Но стерпелось и слюбилось, хоть и без жара. Приёмная дочь стала орнитологом, в семьдесят третьем вышла замуж и засобиралась в дорогу.
От дочери приходили открытки с нечитаемыми штемпелями. Иногда она присылала фотографии диковинных птиц. В объектив косил огромный пеликан, а из клюва его высовывалась весёлая рыба. Рыбе было хорошо там, в клюве. Кажется, рыба смеялась.
Я думаю, что старый академик, оставшись один, просто проклял эту землю. Представьте себе, как он выходит на крыльцо и проклинает дачные и садоводческие посёлки. Стоит, как старый еврейский бог, и седая борода его трясётся в такт взмахам рук.
Официантка представила, и картина получилась завораживающая. Сосед ей уже нравился, за столом он казался моложе, и она поняла, что он не сумасшедший. Сумасшедших она видела много и на родине, и здесь. За несколько месяцев жизни в посёлке она обнаружила старуху, которая жаловалась на женщину с ребёнком, которые живут у неё на чердаке и ссорятся. Всё бы ничего, но ребёнок потом плачет всю ночь. Крепкие старики-пенсионеры стали ветшать, как мебель. Они уходили по грибы, а потом звонили родным с какой-нибудь поляны, не понимая, где они, и путая имена детей. Да что там, не всегда помня своё имя.
Кончился у этих людей завод, взяла над ними верх биология.
А этот внук академика – наверное, он внук или муж внучки академика – был вполне крепок и остроумен. Причём явно к ней расположен и уже достал из буфета бутылку небедного вина. Можно было бы сойтись с ним, у него явно есть квартира в городе. Будет надёжный тыл, когда весной она снова начнёт битву за город. Но тут же она осеклась, побоявшись, что вдруг снова мысли вытекут из головы, как табачный дым.
– Да вы курите, – сказал хозяин. – Я и сам курю, только пока не хочу. А? Прямо здесь можно.
Но она встала, чтобы размяться, и вышла на крыльцо. Сквозь мглу беззвучно летел самолёт. Теперь, в карантинные времена, их стало мало, и огонёк можно было легко спутать со звездой.
Хозяин позвал её внутрь, и она, поторопившись чуть больше, чем нужно, споткнулась на пороге. Он поддержал её, и девушка вдруг ощутила, какой жар идёт от его тела. На минуту ей показалось, что у него температура, что по нынешним временам опасно. Нет, это что-то другое, и она поняла, что хозяин продолжает держать её и обнимает крепче, чем нужно.

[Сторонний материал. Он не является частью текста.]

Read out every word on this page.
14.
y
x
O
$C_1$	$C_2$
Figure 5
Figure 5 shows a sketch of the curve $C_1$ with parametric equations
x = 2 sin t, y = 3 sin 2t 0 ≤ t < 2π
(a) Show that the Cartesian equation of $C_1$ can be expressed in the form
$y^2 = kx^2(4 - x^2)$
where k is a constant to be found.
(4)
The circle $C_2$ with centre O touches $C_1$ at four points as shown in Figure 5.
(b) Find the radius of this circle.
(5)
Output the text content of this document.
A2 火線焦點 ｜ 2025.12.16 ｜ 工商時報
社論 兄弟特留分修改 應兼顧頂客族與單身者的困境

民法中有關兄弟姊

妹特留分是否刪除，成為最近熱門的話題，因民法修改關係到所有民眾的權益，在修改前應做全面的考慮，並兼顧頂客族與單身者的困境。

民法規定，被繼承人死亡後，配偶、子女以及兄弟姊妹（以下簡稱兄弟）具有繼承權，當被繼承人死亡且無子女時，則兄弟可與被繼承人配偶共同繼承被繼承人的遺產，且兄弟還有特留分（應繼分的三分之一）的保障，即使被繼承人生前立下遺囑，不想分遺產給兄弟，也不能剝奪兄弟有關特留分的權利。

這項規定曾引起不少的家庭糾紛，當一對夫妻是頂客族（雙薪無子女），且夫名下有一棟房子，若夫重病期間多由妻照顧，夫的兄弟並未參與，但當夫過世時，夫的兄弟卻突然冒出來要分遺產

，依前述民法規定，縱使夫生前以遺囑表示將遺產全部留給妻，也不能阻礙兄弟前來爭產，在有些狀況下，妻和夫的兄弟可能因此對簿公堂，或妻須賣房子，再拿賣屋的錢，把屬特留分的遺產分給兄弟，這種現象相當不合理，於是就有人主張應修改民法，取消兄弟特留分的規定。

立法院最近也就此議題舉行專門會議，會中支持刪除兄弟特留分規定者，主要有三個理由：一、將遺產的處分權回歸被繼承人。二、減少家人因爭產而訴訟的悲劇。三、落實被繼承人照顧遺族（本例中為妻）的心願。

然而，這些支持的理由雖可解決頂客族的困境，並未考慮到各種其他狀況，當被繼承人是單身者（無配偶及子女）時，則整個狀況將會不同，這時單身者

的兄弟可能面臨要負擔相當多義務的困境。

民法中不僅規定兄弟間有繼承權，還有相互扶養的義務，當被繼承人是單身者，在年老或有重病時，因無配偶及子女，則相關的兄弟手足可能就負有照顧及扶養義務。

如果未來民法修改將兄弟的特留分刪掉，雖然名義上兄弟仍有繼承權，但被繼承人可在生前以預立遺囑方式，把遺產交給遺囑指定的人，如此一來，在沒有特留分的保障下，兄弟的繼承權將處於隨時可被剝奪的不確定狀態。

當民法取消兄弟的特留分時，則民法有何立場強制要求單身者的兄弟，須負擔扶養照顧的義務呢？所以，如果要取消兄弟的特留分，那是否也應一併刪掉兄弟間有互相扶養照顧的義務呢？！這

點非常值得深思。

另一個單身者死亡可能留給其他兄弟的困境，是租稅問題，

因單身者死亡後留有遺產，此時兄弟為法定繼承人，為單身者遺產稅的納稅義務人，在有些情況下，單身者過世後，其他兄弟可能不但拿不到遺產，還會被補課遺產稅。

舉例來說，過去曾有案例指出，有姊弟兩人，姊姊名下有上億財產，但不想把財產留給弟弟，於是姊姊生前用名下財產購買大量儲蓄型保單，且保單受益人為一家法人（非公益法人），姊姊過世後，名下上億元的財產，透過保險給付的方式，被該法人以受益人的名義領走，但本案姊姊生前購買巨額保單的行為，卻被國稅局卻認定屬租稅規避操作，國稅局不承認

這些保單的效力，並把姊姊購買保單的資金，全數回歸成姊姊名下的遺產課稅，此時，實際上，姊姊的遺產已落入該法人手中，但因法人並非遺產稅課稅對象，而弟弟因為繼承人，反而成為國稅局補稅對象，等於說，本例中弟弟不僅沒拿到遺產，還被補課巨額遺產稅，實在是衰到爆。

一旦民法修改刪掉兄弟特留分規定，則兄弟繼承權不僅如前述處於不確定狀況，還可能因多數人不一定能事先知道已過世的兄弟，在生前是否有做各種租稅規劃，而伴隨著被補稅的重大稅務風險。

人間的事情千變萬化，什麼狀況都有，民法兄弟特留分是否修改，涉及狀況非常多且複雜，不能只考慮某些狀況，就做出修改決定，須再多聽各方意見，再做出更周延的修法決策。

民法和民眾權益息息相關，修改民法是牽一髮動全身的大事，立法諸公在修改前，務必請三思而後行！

Но ей понравилось, и она забралась рукой ему под свитер, поразившись твёрдости горячего тела.
Хозяин поцеловал её, больше властно, чем страстно, и вдруг подхватил на руки. Обошлось без вырванных пуговиц, вообще этот старый ловелас был очень умелым, и официантка обнаружила себя уже на столе. Опыт у неё был побольше, чем у многих, но фальшивый старик даже не запыхался.
Второй раз они сделали это уже в комнате, а третий – после разговоров. Так лежат вместе люди, не верящие в романтику. Они обнимаются без волнения.
Девушка сказала, что ей очень жалко того погибшего мальчика. Она тоже как-то принесла ёжика домой, а вот волков никогда не боялась. В её южных местах их просто не было.
– Волк есть везде, – ответил хозяин. – Детей пугали не тем волком из сказок, хотя даже родители тогда думали, что это волк, который ходит вокруг дачи, где заперлись семеро козлят. Родители, произнося всё это, говорили правду. Тут в лесу был мысленный волк.